Feature generation refactor (closes gh-32) #70

bnaul · 2015-10-01T00:09:31Z

Move relevant code from TCP module into science_features; TCP is no longer in use anywhere, will be removed later
Rename lc_tools to obs_feature_tools, remove unused legacy code
Improve consistency of style/parameters between various feature generation functions, including:
- short_fname should now always be a basename without an extension (this is used as a key in various dictionaries)
- Some featurization functions were returning a dict, and some a list of a single dict; should always be a dict now, and a lot of tests were changed to reflect this flattening (e.g. result[0]['somekey'] -> result['somekey'])

As far as I know this is functionally finished (all tests passing for me), just needs to be thoroughly reviewed.

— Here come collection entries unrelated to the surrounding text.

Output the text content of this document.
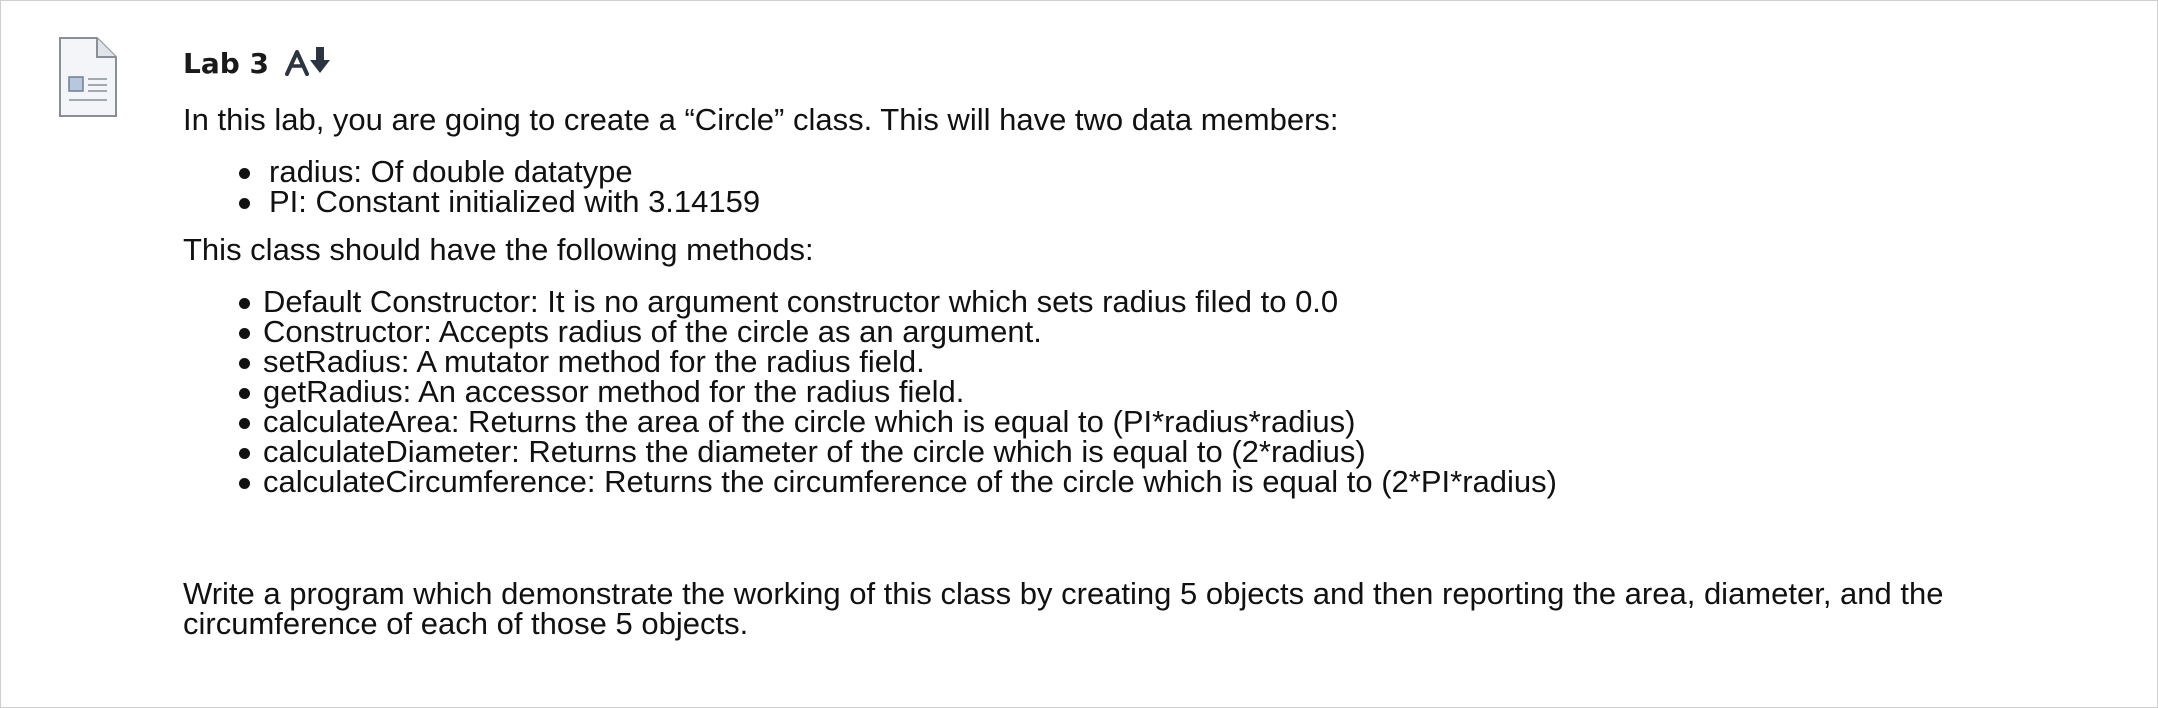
Lab 3

In this lab, you are going to create a “Circle” class. This will have two data members:

radius: Of double datatype
PI: Constant initialized with 3.14159

This class should have the following methods:

Default Constructor: It is no argument constructor which sets radius filed to 0.0
Constructor: Accepts radius of the circle as an argument.
setRadius: A mutator method for the radius field.
getRadius: An accessor method for the radius field.
calculateArea: Returns the area of the circle which is equal to (PI*radius*radius)
calculateDiameter: Returns the diameter of the circle which is equal to (2*radius)
calculateCircumference: Returns the circumference of the circle which is equal to (2*PI*radius)

Write a program which demonstrate the working of this class by creating 5 objects and then reporting the area, diameter, and the circumference of each of those 5 objects.
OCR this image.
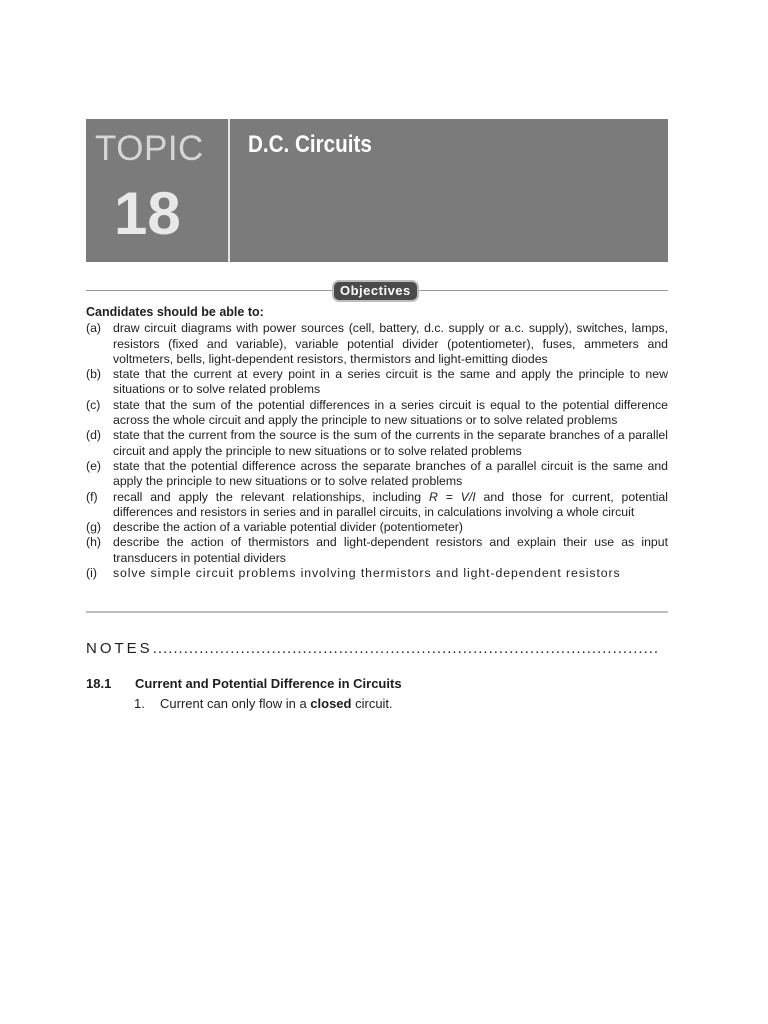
TOPIC
18
D.C. Circuits
Objectives
Candidates should be able to:
(a) draw circuit diagrams with power sources (cell, battery, d.c. supply or a.c. supply), switches, lamps, resistors (fixed and variable), variable potential divider (potentiometer), fuses, ammeters and voltmeters, bells, light-dependent resistors, thermistors and light-emitting diodes
(b) state that the current at every point in a series circuit is the same and apply the principle to new situations or to solve related problems
(c)	state that the sum of the potential differences in a series circuit is equal to the potential difference across the whole circuit and apply the principle to new situations or to solve related problems
(d) state that the current from the source is the sum of the currents in the separate branches of a parallel circuit and apply the principle to new situations or to solve related problems
(e) state that the potential difference across the separate branches of a parallel circuit is the same and apply the principle to new situations or to solve related problems
(f)	recall and apply the relevant relationships, including R = V/I and those for current, potential differences and resistors in series and in parallel circuits, in calculations involving a whole circuit
(g) describe the action of a variable potential divider (potentiometer)
(h) describe the action of thermistors and light-dependent resistors and explain their use as input transducers in potential dividers
(i)	solve simple circuit problems involving thermistors and light-dependent resistors
NOTES..................................................................................................
18.1	Current and Potential Difference in Circuits
1.	Current can only flow in a closed circuit.
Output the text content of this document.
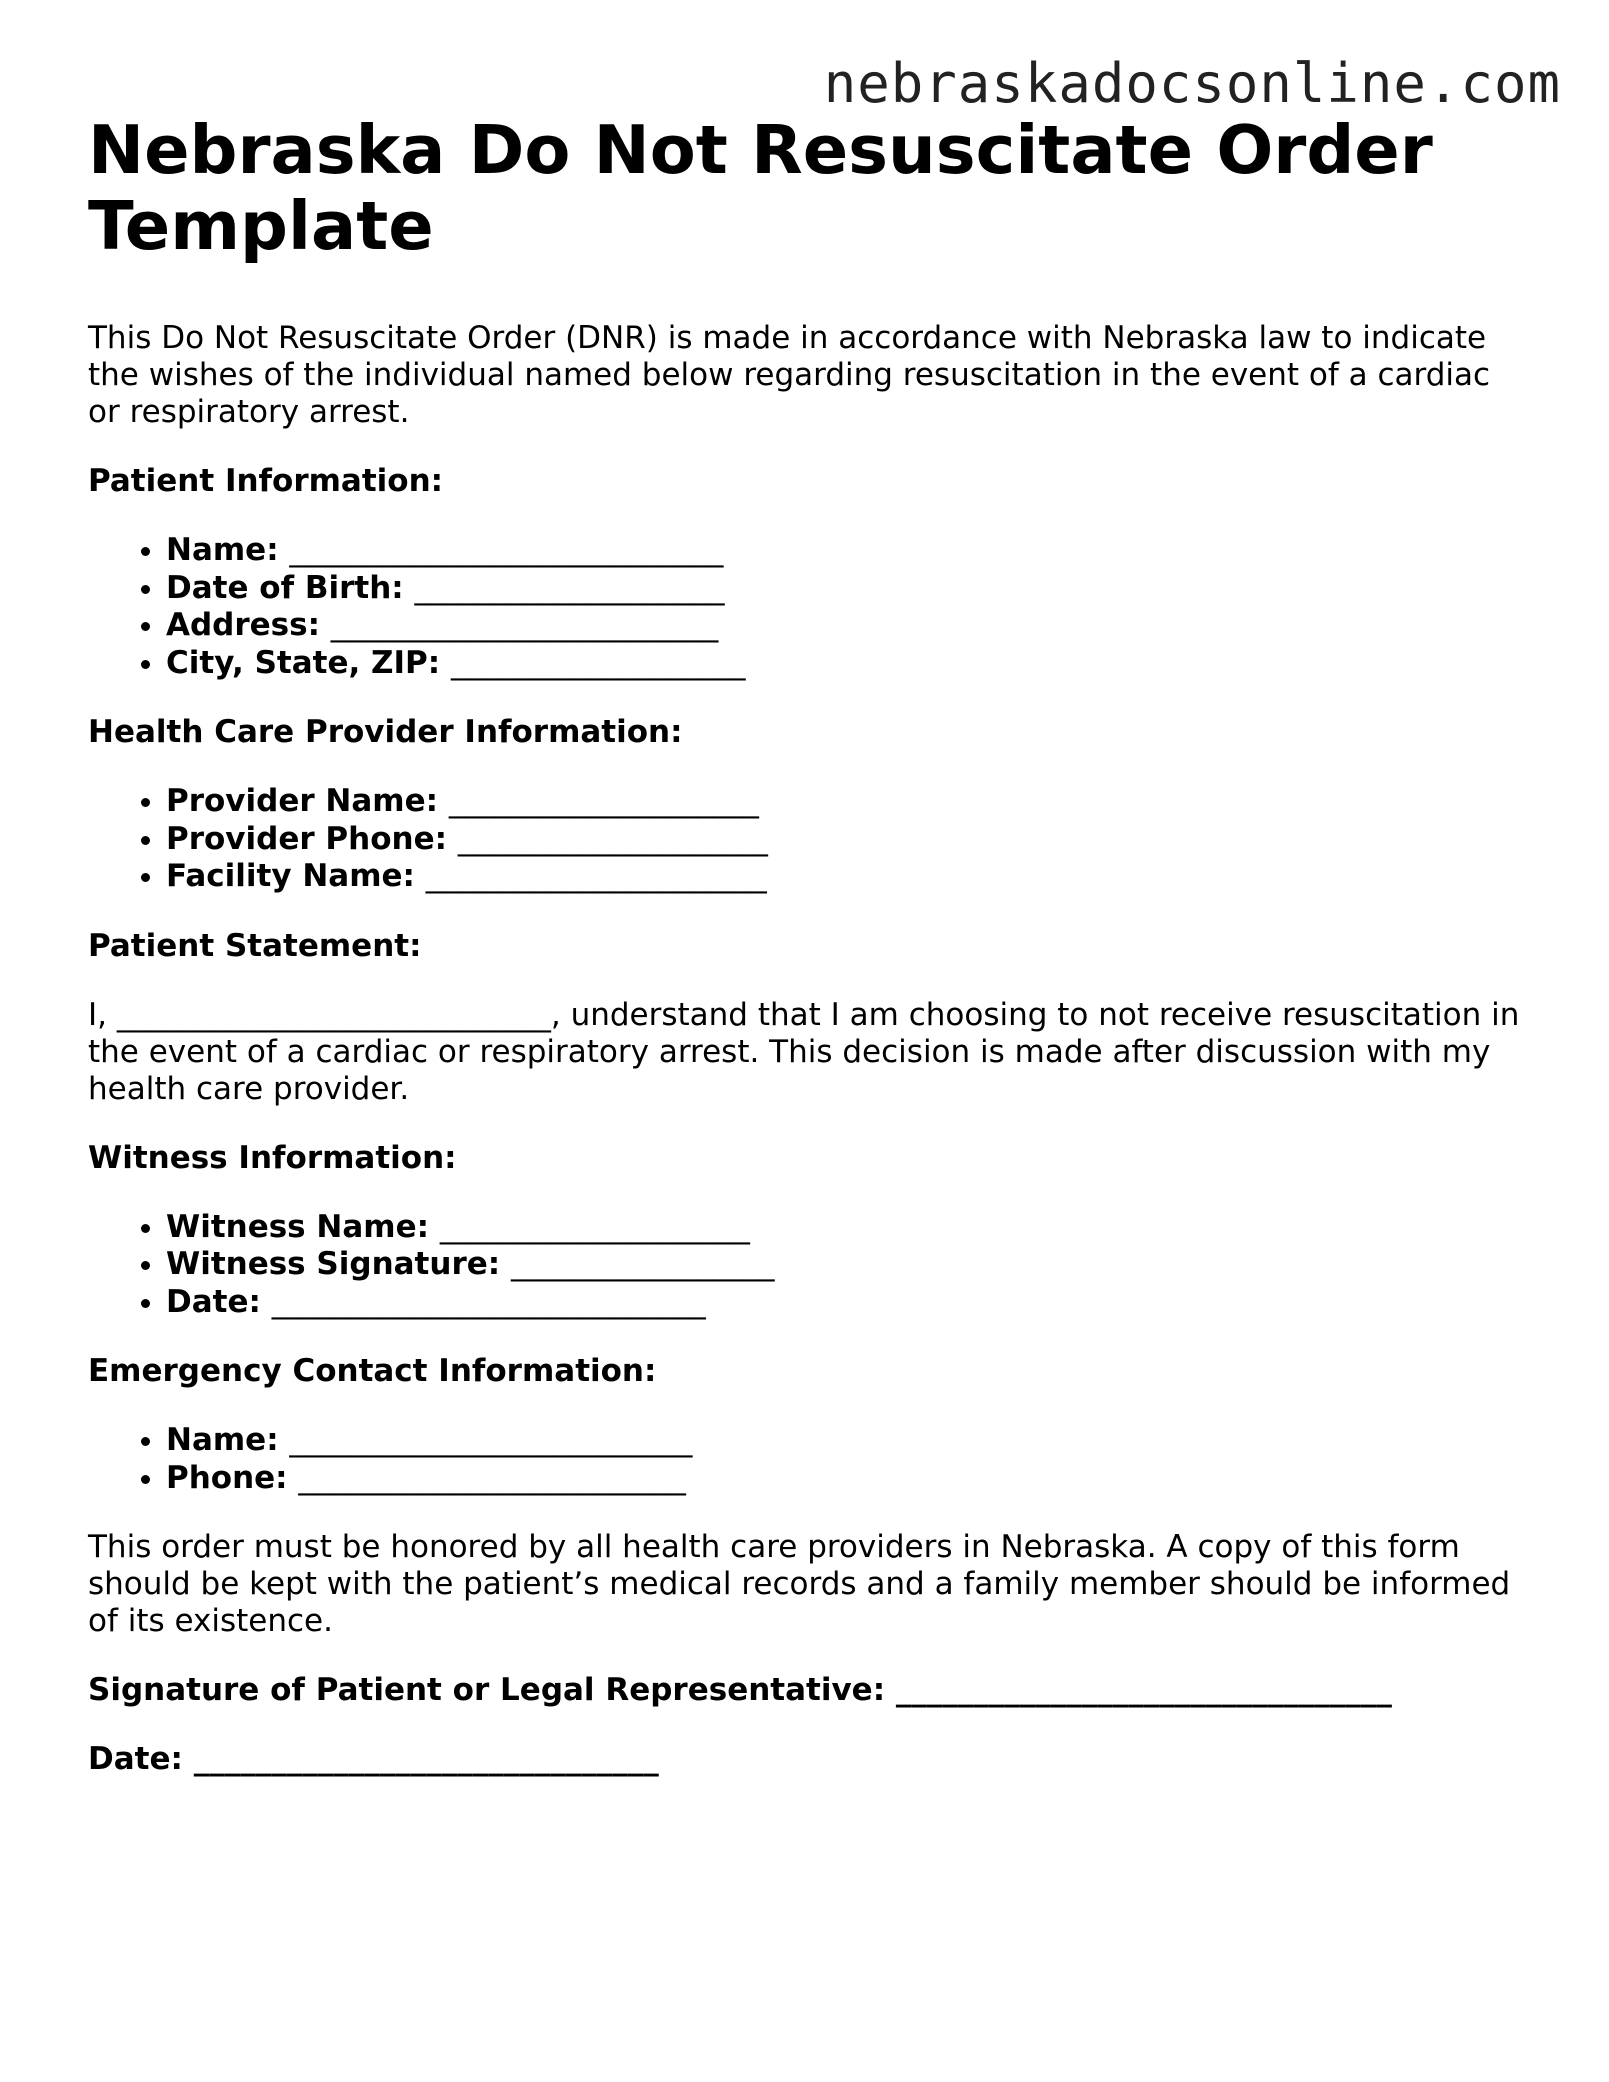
nebraskadocsonline.com
Nebraska Do Not Resuscitate Order Template

This Do Not Resuscitate Order (DNR) is made in accordance with Nebraska law to indicate the wishes of the individual named below regarding resuscitation in the event of a cardiac or respiratory arrest.

Patient Information:
• Name: ____________________________
• Date of Birth: ____________________
• Address: _________________________
• City, State, ZIP: ___________________
Health Care Provider Information:
• Provider Name: ____________________
• Provider Phone: ____________________
• Facility Name: ______________________
Patient Statement:

I, ____________________________, understand that I am choosing to not receive resuscitation in the event of a cardiac or respiratory arrest. This decision is made after discussion with my health care provider.

Witness Information:
• Witness Name: ____________________
• Witness Signature: _________________
• Date: ____________________________
Emergency Contact Information:
• Name: __________________________
• Phone: _________________________

This order must be honored by all health care providers in Nebraska. A copy of this form should be kept with the patient’s medical records and a family member should be informed of its existence.

Signature of Patient or Legal Representative: ________________________________
Date: ______________________________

The new functionality should all have docstrings, but some of the old code that I changed was lacking docstrings to begin with; will try to go back and add them as I review my changes.

Augmented feature generation testing (which currently tests all features against previously-computed values) with unit tests for specific algorithms. Where possible the tests compare to a priori closed form solutions; in a few cases where this isn't practical, we compare to the current outputof that function (so these tests are only beneficial going forward).

Move relevant code from TCP library into new path; leave TCP code in place for now, but nothing there should be used anywhere at this point.

Remove unnecessary code from lc_tools module that is not used for feature generation; use dask for computing feature values, in the same way as is now done for science_features.

acrellin · 2015-10-01T00:20:31Z

mltsp/tests/test_flask_app.py

@@ -2576,7 +2576,7 @@ def test_prediction_page(self):
            res_dict = json.loads(rv.data)
            while "currently running" in fa.check_job_status(res_dict["PID"]):
                time.sleep(1)
-            time.sleep(1)
+            time.sleep(5)


It's necessary to sleep 5 seconds here?!

Hm, I don't remember changing that...going to just revert it and double-check that tests still pass.

Naming conventions and implementation details were inconsistent between `lc_tools` (now `obs_feature_tools`), `science_feature_tools`, and in various other places throughout the featurization pipeline. Improves consistency within these areas and removes some deprecated/unnecessary logic, including 1) featurization of a single time series now always returns a dict, instead of sometimes a list containing a single dict; 2) `short_fname` keys into dictionaries are now always the filename without the extension (previously the extension was included in some places and not others). Undo test_prediction_page sleep change

This reverts commit 0120754. For now, restore TCP module to simplify the refactor pull request. Will remove TCP later after the replacement code has been merged.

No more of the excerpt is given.